The demand has also led to a growing Maximite ecosystem which even includes a number of Maximite clones (with approval, of course) from Dontronics (

You can tell that you are popular when companies clone your creation; after all it happened to IBM with the PC clones, so why not SILICON CHIP?

Other companies have developed plug in boards and other accessories. For a full list of Maximite resources see the panel on page 38.

The readers who embraced the Maximite fell into one of three broad categories: they wanted to build a small computer and learn programming, or they wanted to use the Maximite to control something such as a home automation system.
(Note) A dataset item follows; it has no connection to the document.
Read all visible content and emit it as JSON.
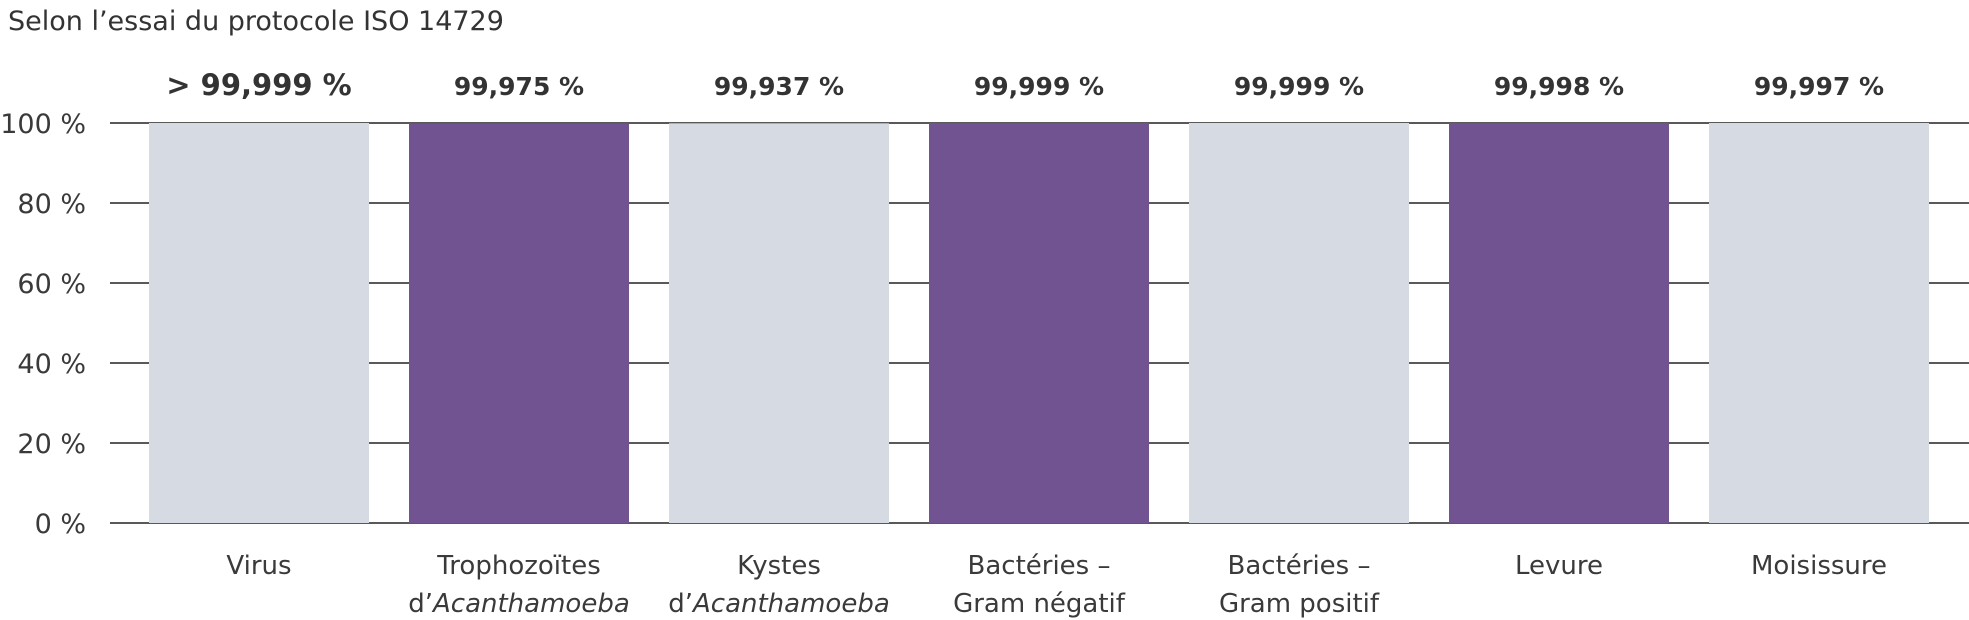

The final group just wanted to revisit the nostalgic days of yore when the Tandy TRS-80 and Commodore 64 dominated the personal computer landscape.

The miniMaximite described in this project is designed for the middle category of readers – those who want to embed the Maximite in a larger system as an intelligent controller.

Because the miniMaximite is 100% software compatible with its larger cousin you can develop your program on the full Maximite and when you are ready, copy the program to the miniMaximite and plug it into your circuit.

The “original” Maximite

Just to recap for readers who missed the Maximite articles – the Maximite is a small computer running a full featured BASIC interpreter including floating point numbers, string handling, arrays and much more.

The Maximite features a built-in VGA or composite video output and input from a standard IBM PS/2-compatible keyboard. It also has a USB interface for communicating with your PC and loading new versions of the firmware.

All you need to do is plug in a monitor, keyboard and 9V power pack and you are immediately ready to start writing your own program. You can type it in, test it and then save it to the built in SD card interface, all on the Maximite without the intervention of a larger computer such as a PC.

The Maximite also has also 20 input/output lines which can be independently configured as analog inputs, digital inputs or digital outputs. You can measure voltage, frequencies, detect switch closure etc and respond by turning on lights, closing relays etc – all under control of your BASIC program

All of this is accomplished using a single low-cost chip!

At a glance . . .

Processor:         PIC32MX795F512H-80I/PT (or PIC32MX695F512H-80I/PT)
Clock speed:    80MHz
RAM:        128K (internal)
Software:        MMBasic (similar to Microsoft BASIC)
I/O pins:        20, individually configurable
Video output:    Monochrome standard VGA or composite video
Audio:        500mV for amplifier, sound card, etc, or hi-z speaker
Interfaces:        USB 2.0 and IBM keyboard
Power supply:    2.3-3.6V DC @ (125mA plus peripherals)
Size & weight:    78 x 38 x 10mm; 15g       

The miniMaximite

The idea behind the miniMaximite is simple: to shrink the Maximite down to the size of a large postage stamp while keeping it 100% compatible with the larger version in its external I/O capabilities and programming language.

The only items that the miniMaximite is missing are the connectors for the VGA, keyboard, sound and SD card. You can add them to the miniMaximite if you wish; the signals are brought out onto header pins. But we expect that usually, the miniMaximite will be driving an LCD or indicator LEDs and using pushbuttons for inputs.

For this reason you should not think of the miniMaximite as a replacement for the full sized Maximite. It is a minimalist version designed to add intelligence to your next creation.

In fact, you should have both Maximites: develop your program on the full Maximite and when you are ready, copy the program to the miniMaximite embedded in your circuit.

The best part is that they’re cheap enough to enable you to do this!